Yeah I don't touch residential at all, I'm just curious more than anything. I did a little bit back when I was in SK just moonlighting, that was a mix of part 9 and engineered components
Sure, in a perfect world an engineer could be involved, but that isn't the reality in NA. This seems like a good amount of money has been spent on plans that don't have the info needed for construction and basically can't be built without a ton of other consulting fees, for what are what if...
Looking at the standard designs they are proposing here https://www2.gov.bc.ca/assets/gov/farming-natural-resources-and-industry/construction-industry/building-codes-and-standards/guides/bc_std_des_catalogue_v1.pdf for the province of BC.
I'm not sure how you can have an all window first floor...
Not sure I follow why you can't add new purlins.
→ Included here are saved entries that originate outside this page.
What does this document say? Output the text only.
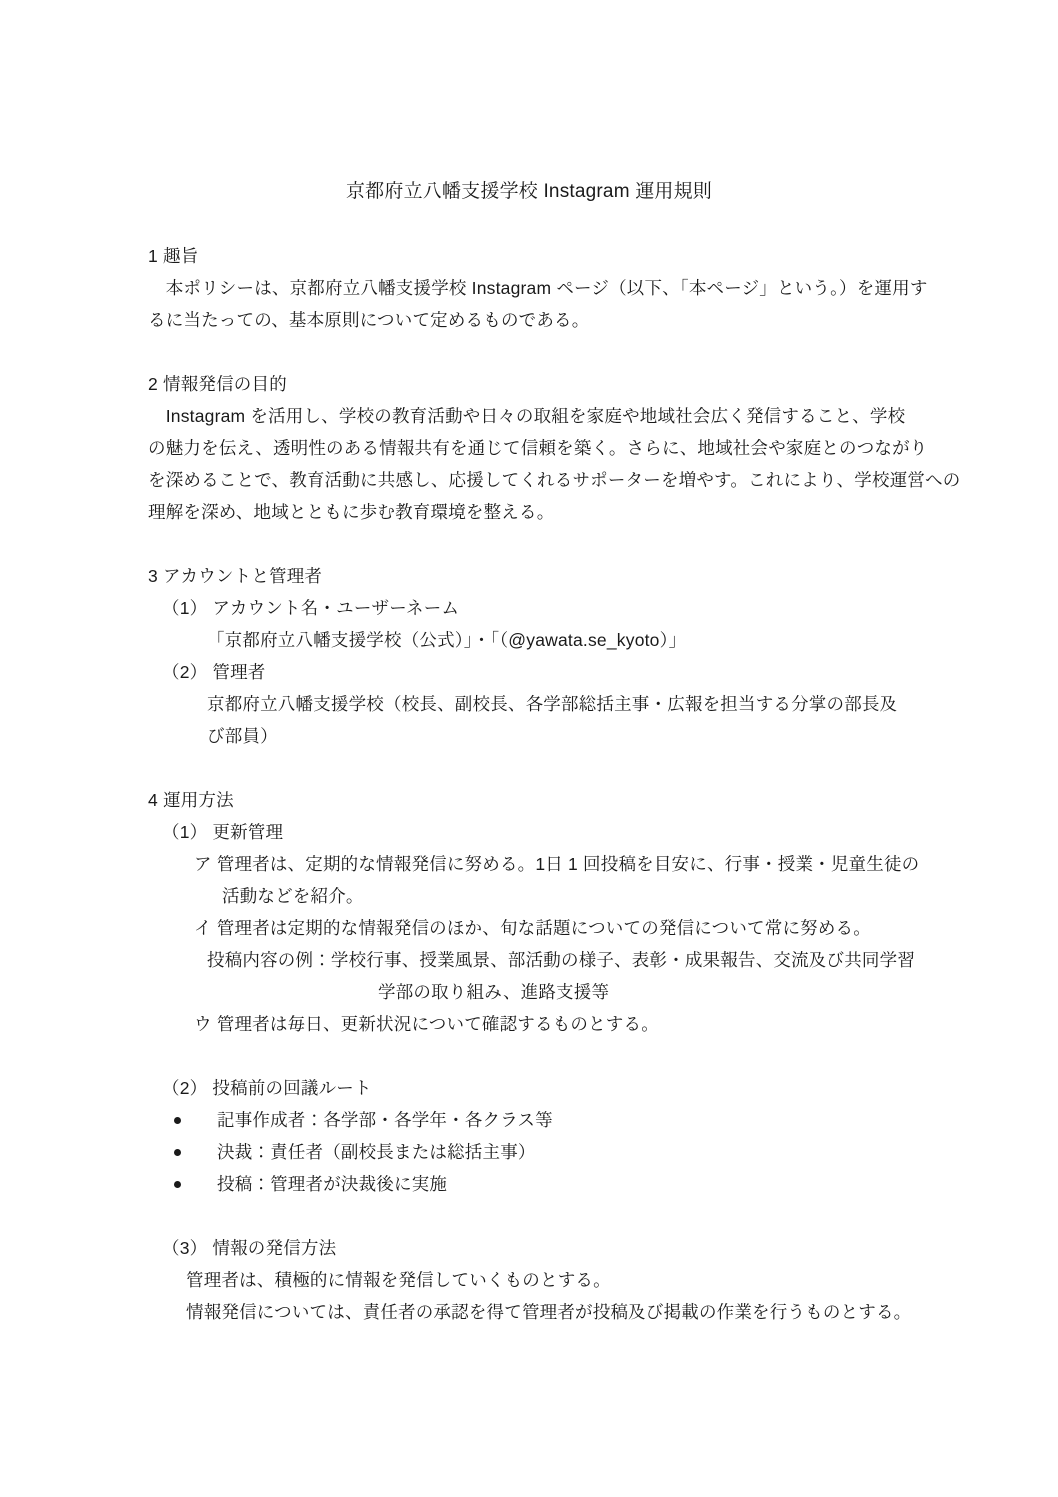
京都府立八幡支援学校 Instagram 運用規則
1 趣旨
　本ポリシーは、京都府立八幡支援学校 Instagram ページ（以下、「本ページ」という。）を運用す
るに当たっての、基本原則について定めるものである。
2 情報発信の目的
　Instagram を活用し、学校の教育活動や日々の取組を家庭や地域社会広く発信すること、学校
の魅力を伝え、透明性のある情報共有を通じて信頼を築く。さらに、地域社会や家庭とのつながり
を深めることで、教育活動に共感し、応援してくれるサポーターを増やす。これにより、学校運営への
理解を深め、地域とともに歩む教育環境を整える。
3 アカウントと管理者
（1） アカウント名・ユーザーネーム
「京都府立八幡支援学校（公式）」・「（@yawata.se_kyoto）」
（2） 管理者
京都府立八幡支援学校（校長、副校長、各学部総括主事・広報を担当する分掌の部長及
び部員）
4 運用方法
（1） 更新管理
ア 管理者は、定期的な情報発信に努める。1日 1 回投稿を目安に、行事・授業・児童生徒の
活動などを紹介。
イ 管理者は定期的な情報発信のほか、旬な話題についての発信について常に努める。
投稿内容の例：学校行事、授業風景、部活動の様子、表彰・成果報告、交流及び共同学習
学部の取り組み、進路支援等
ウ 管理者は毎日、更新状況について確認するものとする。
（2） 投稿前の回議ルート
記事作成者：各学部・各学年・各クラス等
決裁：責任者（副校長または総括主事）
投稿：管理者が決裁後に実施
（3） 情報の発信方法
管理者は、積極的に情報を発信していくものとする。
情報発信については、責任者の承認を得て管理者が投稿及び掲載の作業を行うものとする。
I've always done that, for ease of calculation (you can really get into the weeds with cold formed steel) and ease of install. IT also fixes any problems you have with overloading the roof deck as well.
No fatigue or seismic, really only working this detail in a wind storm. The original detail was to weld the end, but the contractor has gone ahead and done it their way.
@lex - a single angle welded on one leg isn't covered to my knowledge
@271 - that's the plan. I'm actually going bolt them together with a spacer, have some quick FEA to justify it. Would like the warm and fuzzy feeling of it codified somewhere though.